Frankly it is not the best candidate for little green, brown or even grey men. But life? The kind scientists talk about? Maybe. After all it has twilight zones, between the scorch and the freeze. And scientists can theorise how good conditions can propagate there.
But get there? Send a probe? Its 4.3 light years away. It is just possible to imagine travelling at 1% of the speed of light. That's about 1,860 miles a second or 2,991 kilometres per second. But that's still going to be 4,300 years. When it arrives it will take 4.3 years for a signal to tell us it has arrived. Or did arrive. Anyway...

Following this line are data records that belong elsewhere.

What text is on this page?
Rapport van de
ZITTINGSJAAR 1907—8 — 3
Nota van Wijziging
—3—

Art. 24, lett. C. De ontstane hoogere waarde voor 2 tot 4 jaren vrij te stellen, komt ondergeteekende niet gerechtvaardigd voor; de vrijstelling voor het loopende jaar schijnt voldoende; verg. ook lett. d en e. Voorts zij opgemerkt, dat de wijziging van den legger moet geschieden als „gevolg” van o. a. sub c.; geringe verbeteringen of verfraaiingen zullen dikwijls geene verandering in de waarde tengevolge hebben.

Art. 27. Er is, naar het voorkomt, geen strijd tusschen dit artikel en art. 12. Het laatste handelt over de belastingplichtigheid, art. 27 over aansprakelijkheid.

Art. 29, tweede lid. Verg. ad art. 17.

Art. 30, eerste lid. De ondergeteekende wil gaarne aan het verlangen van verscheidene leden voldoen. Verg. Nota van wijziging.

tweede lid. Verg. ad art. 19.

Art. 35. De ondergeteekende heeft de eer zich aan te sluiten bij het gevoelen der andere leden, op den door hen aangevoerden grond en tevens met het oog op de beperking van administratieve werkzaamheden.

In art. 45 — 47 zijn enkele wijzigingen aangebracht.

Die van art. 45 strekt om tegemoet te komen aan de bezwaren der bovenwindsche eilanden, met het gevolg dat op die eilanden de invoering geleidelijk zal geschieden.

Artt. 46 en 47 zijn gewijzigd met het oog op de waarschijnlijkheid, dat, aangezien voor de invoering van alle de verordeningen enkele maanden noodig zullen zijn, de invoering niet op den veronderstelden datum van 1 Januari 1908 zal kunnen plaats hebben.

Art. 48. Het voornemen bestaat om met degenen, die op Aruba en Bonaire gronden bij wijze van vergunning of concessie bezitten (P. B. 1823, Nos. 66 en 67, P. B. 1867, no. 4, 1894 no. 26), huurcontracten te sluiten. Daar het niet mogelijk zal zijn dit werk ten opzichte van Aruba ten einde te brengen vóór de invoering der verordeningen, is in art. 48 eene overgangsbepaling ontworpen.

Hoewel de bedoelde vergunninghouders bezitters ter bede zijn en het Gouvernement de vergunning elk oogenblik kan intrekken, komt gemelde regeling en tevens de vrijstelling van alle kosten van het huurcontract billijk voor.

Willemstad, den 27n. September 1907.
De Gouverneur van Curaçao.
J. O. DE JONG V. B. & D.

The problem is not whether we could accelerate to that speed. Or control our ship that long and that far. Given the right propulsion and long enough the answer is simply yes. But space is not empty and at those speeds it is actually quite crowded. Not big stuff (maybe?) but lots of dusty stuff. Fancy hitting a grain of dust at that sort of speed? Reckon we could build something to survive it? And do it again, and again, and...
So I'd say we are not going and indeed cannot, short of finding the wormhole solution (Mind you I keep reading about cranky stuff in the quantum physics environment and sometimes I do wonder...)
If we are not going then: Do we need to worry about 'them' coming to us? Well let's put it this way – if they are coming shouldn't we get some interesting radio stuff ahead of their arrival?
And won't they be batting off the 'stuff' of the universe all the way? I'm cool on this one. Our earth-bound problems are much more immediate.

Anyway, what do we do when they turn up in a burkini?